An Application Credential is created for the cluster on creation. The credential is used by the Catalyst Cloud Kubernetes Service to manage cloud resources for the cluster. The application credential is owned by the user who created the cluster, so it is important to take care when managing the users in your project.
Important
If the user that created the cluster is removed from the project or disabled then the cluster will be prevented from actions that require access to cloud resources, such as creating/updating ingress load balancers, persistent volume operations, or scaling of worker nodes.
If you need to change the application credential associated with the cluster, then you will need to create a new application credential and open a support request for us to update the cluster.
Select a suitable user in your project and authenticate as that user on Catalyst Cloud, either via an openrc file or the Dashboard.
The key information that you will need is the id of the cluster. The id can be
found by using the openstack coe cluster list
command or via the Dashboard.
When creating a new application credential, using the methods below, ensure that it has the following details:
The Name
is “magnum-{id}” where {id}
is your cluster’s id
The Description
is “Magnum cluster ({id})” where {id}
is your cluster’s id
The credential has the “_member_” role
You can use the OpenStack CLI to create the application credential, replacing
12345678-abcd-1234-abcd-123456789abc
with the ID of your cluster.
openstack application credential create --role _member_ --description "Magnum cluster (12345678-abcd-1234-abcd-123456789abc)" magnum-12345678-abcd-1234-abcd-123456789abc
On the Dashboard the Application Credentials panel is located under the
Identity menu on the left hand bar.
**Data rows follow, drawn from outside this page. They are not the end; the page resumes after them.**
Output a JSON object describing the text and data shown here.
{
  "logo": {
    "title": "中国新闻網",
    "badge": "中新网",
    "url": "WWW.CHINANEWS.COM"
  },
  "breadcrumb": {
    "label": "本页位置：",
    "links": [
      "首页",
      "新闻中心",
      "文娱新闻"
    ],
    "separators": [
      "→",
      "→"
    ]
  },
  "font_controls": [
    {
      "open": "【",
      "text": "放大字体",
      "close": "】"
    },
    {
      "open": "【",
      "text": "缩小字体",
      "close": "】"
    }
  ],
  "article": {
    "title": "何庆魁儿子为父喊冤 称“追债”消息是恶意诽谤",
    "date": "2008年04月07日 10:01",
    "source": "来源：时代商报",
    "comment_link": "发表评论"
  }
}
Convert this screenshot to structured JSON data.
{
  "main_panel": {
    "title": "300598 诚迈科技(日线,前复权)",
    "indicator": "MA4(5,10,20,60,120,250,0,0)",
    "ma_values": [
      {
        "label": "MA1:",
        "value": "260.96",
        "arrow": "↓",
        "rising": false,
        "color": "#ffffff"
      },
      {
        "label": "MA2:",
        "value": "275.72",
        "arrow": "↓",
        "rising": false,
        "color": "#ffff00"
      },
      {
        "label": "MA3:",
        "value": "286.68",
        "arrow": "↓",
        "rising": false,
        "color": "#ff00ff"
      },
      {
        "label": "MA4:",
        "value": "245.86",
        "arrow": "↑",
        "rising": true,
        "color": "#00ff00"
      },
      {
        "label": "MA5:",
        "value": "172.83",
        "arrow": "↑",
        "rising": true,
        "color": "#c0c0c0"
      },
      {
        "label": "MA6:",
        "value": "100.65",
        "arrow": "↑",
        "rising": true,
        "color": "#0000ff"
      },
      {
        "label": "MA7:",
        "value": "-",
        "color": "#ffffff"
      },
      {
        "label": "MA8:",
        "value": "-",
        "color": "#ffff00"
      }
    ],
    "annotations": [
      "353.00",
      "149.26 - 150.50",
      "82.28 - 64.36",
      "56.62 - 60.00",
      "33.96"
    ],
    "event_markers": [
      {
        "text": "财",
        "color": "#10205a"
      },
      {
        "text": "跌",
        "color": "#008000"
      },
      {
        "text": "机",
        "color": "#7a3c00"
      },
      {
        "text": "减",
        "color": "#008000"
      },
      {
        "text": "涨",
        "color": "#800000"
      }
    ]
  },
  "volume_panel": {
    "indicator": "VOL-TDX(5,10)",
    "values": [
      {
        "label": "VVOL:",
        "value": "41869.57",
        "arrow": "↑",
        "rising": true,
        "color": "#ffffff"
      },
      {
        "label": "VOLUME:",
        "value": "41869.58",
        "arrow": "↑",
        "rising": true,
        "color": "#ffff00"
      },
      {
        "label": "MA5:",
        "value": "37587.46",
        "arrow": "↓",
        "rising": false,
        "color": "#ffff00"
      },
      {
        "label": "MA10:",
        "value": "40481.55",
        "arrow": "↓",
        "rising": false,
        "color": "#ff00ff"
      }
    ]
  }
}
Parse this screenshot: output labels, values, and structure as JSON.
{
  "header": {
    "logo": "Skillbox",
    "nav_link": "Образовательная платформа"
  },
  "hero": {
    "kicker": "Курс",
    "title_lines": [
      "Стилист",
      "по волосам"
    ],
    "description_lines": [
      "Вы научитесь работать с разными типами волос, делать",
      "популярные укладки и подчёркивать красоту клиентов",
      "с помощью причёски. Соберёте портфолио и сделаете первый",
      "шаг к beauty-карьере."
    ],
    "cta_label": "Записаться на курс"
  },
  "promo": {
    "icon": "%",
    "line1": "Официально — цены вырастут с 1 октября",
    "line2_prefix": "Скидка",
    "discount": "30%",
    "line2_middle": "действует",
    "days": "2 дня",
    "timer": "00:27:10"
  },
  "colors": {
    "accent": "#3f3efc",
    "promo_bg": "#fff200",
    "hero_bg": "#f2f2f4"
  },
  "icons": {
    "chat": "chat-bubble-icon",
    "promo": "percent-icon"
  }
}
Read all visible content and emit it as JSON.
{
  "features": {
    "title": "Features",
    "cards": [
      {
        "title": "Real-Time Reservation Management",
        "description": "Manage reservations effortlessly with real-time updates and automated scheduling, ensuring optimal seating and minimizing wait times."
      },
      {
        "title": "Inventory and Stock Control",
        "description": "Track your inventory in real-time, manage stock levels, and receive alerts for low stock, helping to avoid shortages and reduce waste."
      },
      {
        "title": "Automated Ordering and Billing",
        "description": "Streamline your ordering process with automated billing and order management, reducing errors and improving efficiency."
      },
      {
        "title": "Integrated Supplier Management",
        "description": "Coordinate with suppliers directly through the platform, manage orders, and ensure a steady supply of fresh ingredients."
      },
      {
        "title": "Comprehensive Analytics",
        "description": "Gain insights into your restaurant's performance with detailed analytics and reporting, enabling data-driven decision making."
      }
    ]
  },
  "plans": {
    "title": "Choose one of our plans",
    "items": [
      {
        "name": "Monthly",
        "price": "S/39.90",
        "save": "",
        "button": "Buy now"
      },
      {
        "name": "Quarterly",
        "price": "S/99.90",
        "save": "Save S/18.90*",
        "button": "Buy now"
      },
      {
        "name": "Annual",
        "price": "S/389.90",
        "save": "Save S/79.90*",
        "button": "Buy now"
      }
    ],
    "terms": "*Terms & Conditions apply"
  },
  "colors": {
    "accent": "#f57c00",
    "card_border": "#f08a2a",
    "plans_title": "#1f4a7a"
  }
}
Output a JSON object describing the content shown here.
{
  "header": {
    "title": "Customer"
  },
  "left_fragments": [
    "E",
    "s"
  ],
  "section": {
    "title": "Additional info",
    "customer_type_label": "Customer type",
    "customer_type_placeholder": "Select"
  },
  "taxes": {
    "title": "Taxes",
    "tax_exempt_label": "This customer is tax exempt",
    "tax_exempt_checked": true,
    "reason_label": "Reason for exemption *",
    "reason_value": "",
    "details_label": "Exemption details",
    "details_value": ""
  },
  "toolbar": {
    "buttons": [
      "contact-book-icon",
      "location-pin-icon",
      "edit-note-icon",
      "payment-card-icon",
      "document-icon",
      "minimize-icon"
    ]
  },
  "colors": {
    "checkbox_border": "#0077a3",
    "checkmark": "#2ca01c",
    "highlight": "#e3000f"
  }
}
You can create a new application
credential following the example below, replacing
12345678-abcd-1234-abcd-123456789abc
with the ID of your cluster.
Important
Record the secret for the Application Credential as you will need to share it with us.
Create a support ticket to let us know that you want to update the application credential associated with your cluster. We will respond with instructions on how to share the secret with us.
We will change the settings of your cluster to use the new application credential and will trigger an update of the services managing your cluster. There should be no interruption or outage of your cluster when the update is applied.